Both projects require money. Timmons says that “tanking” a Q200 and running tests on a single aircraft could cost around $4 million. Aero Union would like to collaborate with the Forest Service in studying the S-3 Viking. Both companies hope the federal government chips in, but that money has not been forthcoming from the Forest Service or any other government agency. “We traditionally rely on commercial vendors to provide that [design and test work],” says the Forest Service’s Larry Brosnan. “We don’t have any plans right now to do any testing of commercial aircraft.”

That hands-off attitude frustrates air tanker operators. A single airplane may pull in more than $1 million in revenue during a busy season, but without firefighting contracts, these aircraft have few uses. Says Hank Moore, who operates three DC-7 retardant tankers out of Oregon and has been in the business since 1960: “You just can’t spend millions of dollars unless you know in advance there will be a profitable use for the airplane. And right now the Forest Service just hasn’t been clear on what they want us to do.”

The lack of urgency is due in part to the fact that multi-engine tankers don’t dominate aerial firefighting as they did in the 1960s and 1970s. “Heavy tankers provide a very small portion of retardant delivery,” says Brosnan. “It used to be about 20 percent, and that’s when we had a lot of air tankers.
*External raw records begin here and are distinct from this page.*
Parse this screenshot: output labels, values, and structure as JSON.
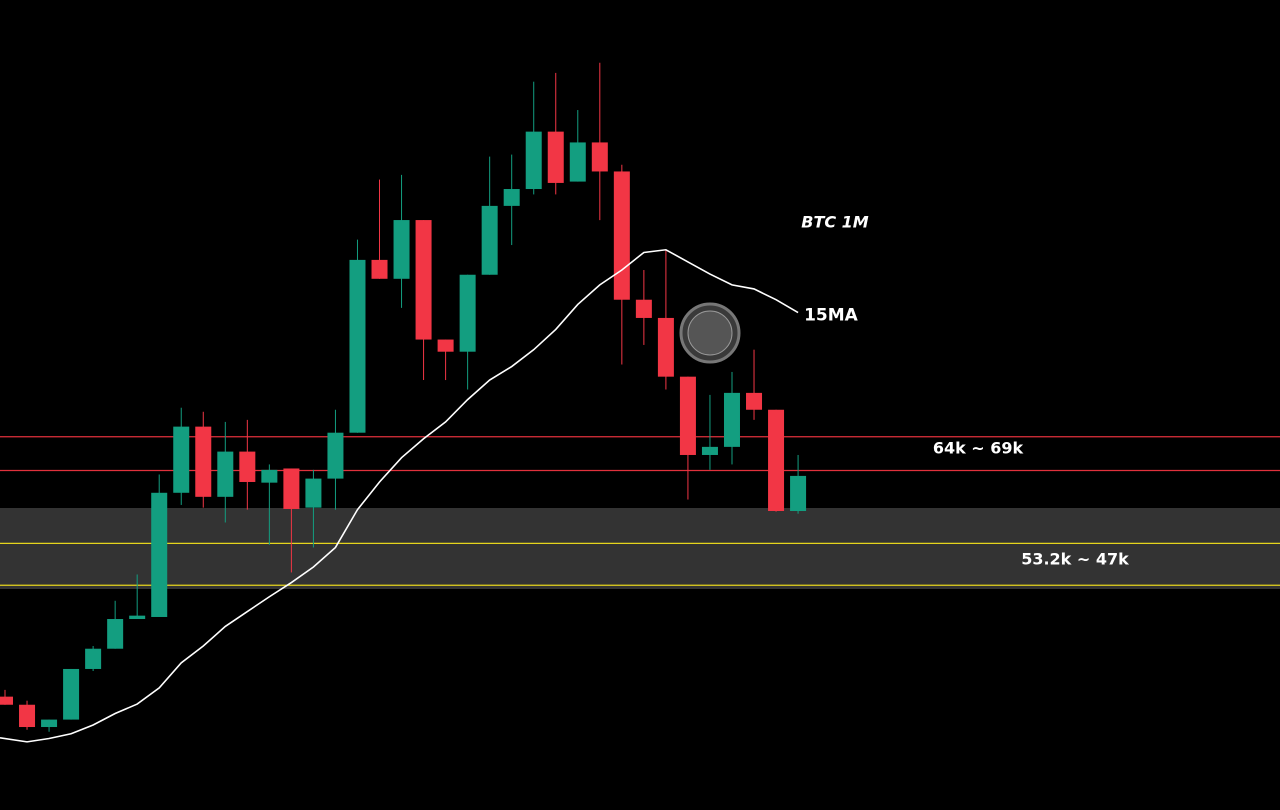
{
  "chart_data": {
    "type": "candlestick",
    "title": "BTC 1M",
    "ylim": [
      14.3,
      133.7
    ],
    "up_color": "#139e80",
    "down_color": "#f23645",
    "open": [
      30.5,
      29.3,
      26.0,
      27.1,
      34.6,
      37.6,
      42.0,
      42.3,
      60.7,
      70.5,
      60.1,
      66.8,
      62.2,
      64.3,
      58.5,
      62.8,
      69.6,
      95.2,
      92.4,
      101.1,
      83.4,
      81.6,
      93.0,
      103.2,
      105.7,
      114.2,
      106.8,
      112.6,
      108.3,
      89.3,
      86.6,
      77.9,
      66.3,
      67.5,
      75.5,
      73.0,
      58.0
    ],
    "high": [
      31.5,
      29.9,
      27.1,
      34.6,
      38.0,
      44.7,
      48.6,
      63.4,
      73.3,
      72.7,
      71.2,
      71.5,
      64.9,
      64.3,
      64.1,
      73.0,
      98.2,
      107.1,
      107.8,
      101.1,
      83.4,
      93.0,
      110.5,
      110.8,
      121.6,
      122.9,
      117.4,
      124.4,
      109.3,
      93.7,
      96.7,
      77.9,
      75.2,
      78.6,
      81.9,
      73.0,
      66.3
    ],
    "low": [
      29.3,
      25.6,
      25.3,
      27.1,
      34.3,
      37.6,
      42.0,
      42.3,
      58.9,
      58.5,
      56.3,
      58.2,
      53.0,
      48.9,
      52.6,
      58.2,
      69.6,
      92.4,
      88.1,
      77.4,
      77.4,
      76.0,
      93.0,
      97.4,
      104.9,
      104.9,
      106.8,
      101.1,
      79.7,
      82.6,
      76.0,
      59.7,
      64.1,
      64.9,
      71.5,
      57.9,
      57.6
    ],
    "close": [
      29.3,
      26.0,
      27.1,
      34.6,
      37.6,
      42.0,
      42.5,
      60.7,
      70.5,
      60.1,
      66.8,
      62.3,
      64.1,
      58.3,
      62.8,
      69.6,
      95.2,
      92.4,
      101.1,
      83.4,
      81.6,
      93.0,
      103.2,
      105.7,
      114.2,
      106.6,
      112.6,
      108.3,
      89.3,
      86.6,
      77.9,
      66.3,
      67.5,
      75.5,
      73.0,
      58.0,
      63.2
    ],
    "series": [
      {
        "name": "15MA",
        "color": "#ffffff",
        "values": [
          24.4,
          23.8,
          24.3,
          25.0,
          26.3,
          28.0,
          29.4,
          31.8,
          35.5,
          38.0,
          40.9,
          43.1,
          45.3,
          47.4,
          49.7,
          52.6,
          58.2,
          62.3,
          65.9,
          68.7,
          71.2,
          74.5,
          77.4,
          79.4,
          81.9,
          84.9,
          88.6,
          91.5,
          93.7,
          96.3,
          96.7,
          94.9,
          93.1,
          91.5,
          90.9,
          89.3,
          87.4
        ]
      }
    ],
    "zones": [
      {
        "label": "64k ~ 69k",
        "from": 64,
        "to": 69,
        "color": "#e0313c"
      },
      {
        "label": "53.2k ~ 47k",
        "from": 53.2,
        "to": 47,
        "color": "#e6d51d"
      }
    ]
  }
}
Today, helicopters are pretty much the workhorse.” Indeed, the vast majority of the nearly 800 firefighting aircraft on tap for this year’s fire season are helos and small fixed-wing aircraft.

So the multi-engine tanker fleet continues to dwindle, but the big craft are not going to disappear completely; they can still do what helicopters and smaller airplanes cannot. “Back when there were more tankers, we really relied on them, and we’re hoping that the aerial firefighting companies can start developing new aircraft soon,” says Rod Nichols, a spokesperson for Oregon’s Department of Forestry.